The member for Chisholm Gladys Liu is congratulated by Australian Prime Minister Scott Morrison (Image: AAP/Lukas Coch)

We were premature in thinking that Scott Morrison would be haunted by the image of him cradling a lump of black coal. There’s an even better parliamentary picture: Scott, holding aloft the hand of the freshly elected Liberal Member for Chisholm, Gladys Liu.

Liu is lit up like Christmas, following her interview with Andrew Bolt on Sky for which “trainwreck” is way too generous a label. Liu failed to recall her membership of the China Overseas Exchange Association (COEA), then denied it, then admitted it the following day before she was bundled out and buried up to her neck in the prime ministerial flower bed for national security reasons. The COEA is just one of a number of jolly clubs with which she has been associated, linked to the Communist Party’s United Front network, its principal means of seeding influence in other countries.

Bolt’s closing flourish: “Gladys Liu, are you in effect a spokesman for the Chinese communist regime in Australia?” No, replied Liu, leaving the tantalising possibility that she’s actually a spokeswoman. She has since reassured everyone that she is a loyal Australian, one of those cute oaths that we only ever make non-white citizens swear.

Unsurprisingly, Labor has sought to make an omelette with the eggs Liu left all over the walls. The question the opposition is framing for the public mind, eagerly picked up by the media, is this: where lies Liu’s allegiance?

It is true that Liu has failed to provide a coherent answer to a number of questions. There is her long involvement in numerous organisations closely linked to the Chinese regime. Her responses so far offer no comfort. She has also only added to the confusion regarding $300,000 in donations to the Liberal Party from people she allegedly invited to a fundraiser in 2015, which the media reported had to be refunded because of concerns about the donors.

Separately from her new self-generated disasters, Liu is facing a case in the Court of Disputed Returns (along with Josh Frydenberg) challenging her victory at the May election.

The case regards allegations of illegal misleading conduct by the Liberal Party in its posting of Chinese language signs in AEC colours that directed voters to give their first preference to the Libs. If she loses, her election will be declared void and there will be a byelection.*

In the meantime, if the government can’t kill this scandal (which looks unlikely), then sooner or later it will have to address Liu’s issues rather more seriously than she has been able or prepared to do.
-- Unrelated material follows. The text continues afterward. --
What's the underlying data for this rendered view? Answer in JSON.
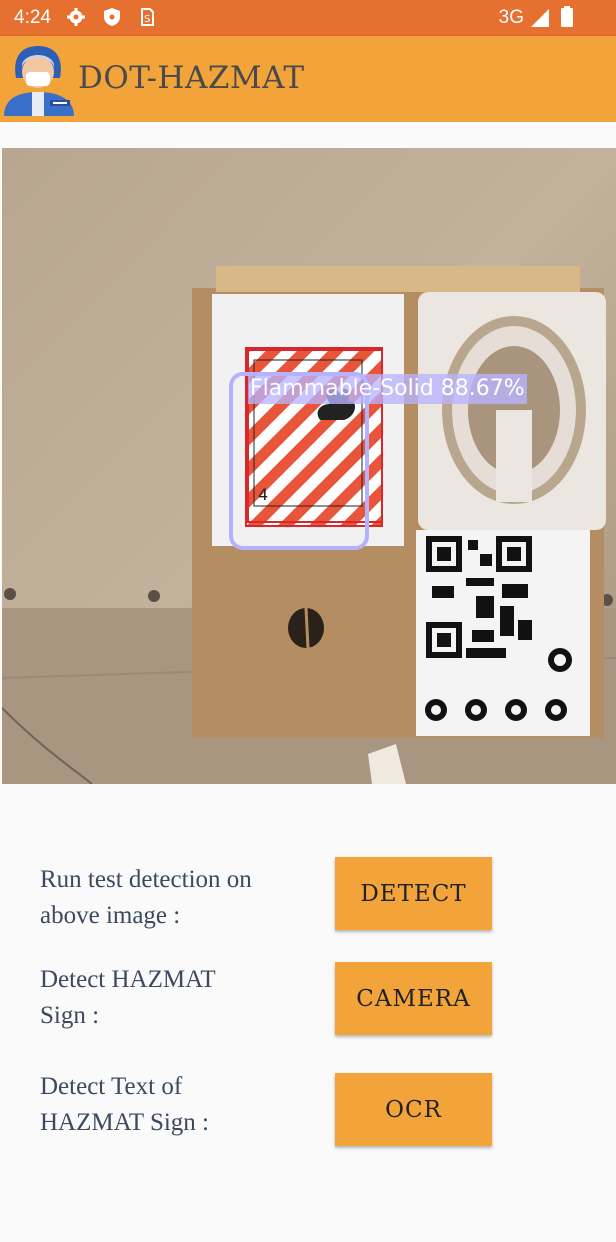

Ultimately, while her situation is in part a muddled intersection between genuine concerns about Chinese government influence and mundane “yellow peril” xenophobia, there’s an actual question at its root regarding the integrity of the Australian parliament.

Our constitution retains some anachronistic rules about who is or isn’t eligible to sit in parliament, exposed in recent years by serial section 44 cases over dual citizenship and pecuniary interests. However, there is a ground for expulsion that has never been successfully invoked but could come into play if Liu’s story isn’t adequately clarified.

Section 44 disqualifies from parliament, in addition to foreign citizens, anyone who is “under any acknowledgement of allegiance, obedience, or adherence to a foreign power”. Call it the foreign agent provision.

The High Court has been asked twice to invoke this law, and both times said no. In 1949, Gordon Anderson was elected in the Sydney seat of Kingsford-Smith. He was challenged on the grounds that, as a Roman Catholic, he owed an allegiance to a foreign power: the Vatican. True, the Vatican is a country; but the court was having none of that anti-Papist rubbish which had been made obsolete in 1829 when the United Kingdom finally allowed Catholics to sit in parliament. Freedom of religion, which the constitution separately guarantees, trumped any suggestion of divided loyalties by virtue of personal faith.

The question next came up in 1987. Elaine Nile (wife of Rev Fred) challenged Robert Wood, who had beaten her to a Senate seat representing NSW. Among her grounds was that Wood had, years earlier, been convicted of a criminal offence of “obstructing shipping”, and this action “against the vessels of a friendly nation” indicated that he had an allegiance to a (not identified) foreign power.

Entertaining argument, but the High Court is not for cheap thrills. The case was kicked out, although the judges did make one interesting observation: section 44, they said, will only operate on a person who has “formally or informally acknowledged” a foreign allegiance, and not withdrawn or revoked it.

What this would mean for Liu, if she found herself facing a section 44 challenge (which now can only be referred to the court by the House of Reps), is that her professed accidental membership of various Communist Party-front organisations would not likely be enough to meet the test of allegiance to a foreign power. There’d need to be a much smokier gun than has so far come to light.

The logical conclusion is that Liu is just what a party should expect to be lumbered with when it doesn’t do its due diligence on candidates.

If I could draw a cartoon, it’d be about a lump of coal called Gladys.

*Disclosure: Michael Bradley’s law firm is representing the petitioners in the cases in the Court of Disputed Returns against Liu and Frydenberg.